Fifteen years ago saw a similar technology race to equip every classroom with an interactive white board. A piece of kit that sucked budgets dry and is very rarely used beyond a screen to show PowerPoints. This time the general move tends to be towards 10 inch screens with a picture of a bitten apple on the back.
Now I am not particularly a dinosaur when comes to technology. I use a smart phone and tablet for work and in lots of situations they are hugely useful. My tablet is full of documents to read, typed and handwritten notes, to do lists and web pages I want to read later. My calendar and emails sync seamlessly across platforms and devices. I have made fantastic contacts through social media.
My point here is that I studied O and old style A levels. There was no thought to the future world that we might inhabit. Key to sorting children’s ability was knowledge acquisition, regurgitated on to an exam paper at the end of the course. With the current examination system heading back to these tests, I honestly ask “what is the point of huge amount of technology in a classroom”. Yes I can see the research and revision that can be done, but typing, and watching are second class learning techniques. In a paper published in April last year in the journal Psychological Science, two US researchers, Pam Mueller and Daniel Oppenheimer claim that note-taking with a pen, rather than a laptop, gives students a better grasp of the subject. If to prove your knowledge you will have to write for a minimum of two hours, a keyboard skills are just not going to cut it.

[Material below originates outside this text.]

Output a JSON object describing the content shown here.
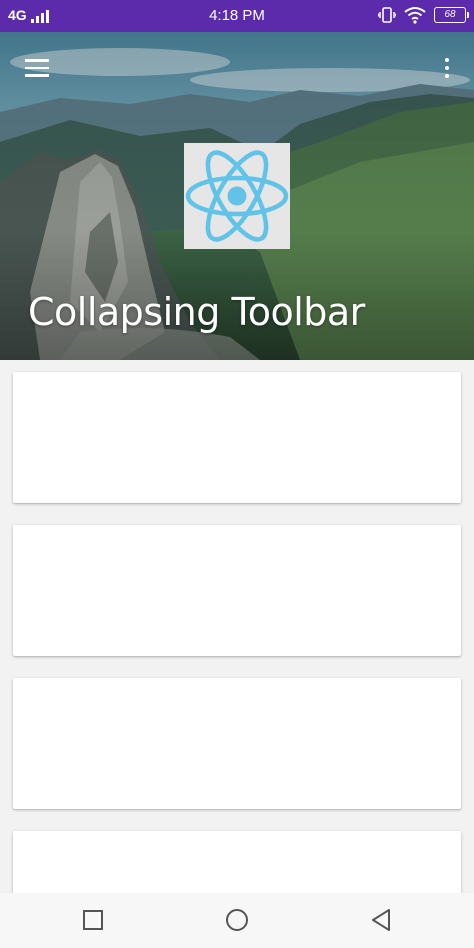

So, as a nation we have a dilemma we either we have to admit that our current examination regime is not producing the students that we need because they need the technology or agree that the 19th Century skills of recall, handwriting, spelling and grammar are the way forward. I believe that the current technology that children use with ease are a fantastic tool, but ultimately it won’t help them be successful in tests that were invented over 60 years ago. And, by the way, I am still waiting for the hoover board promised in the 1980s.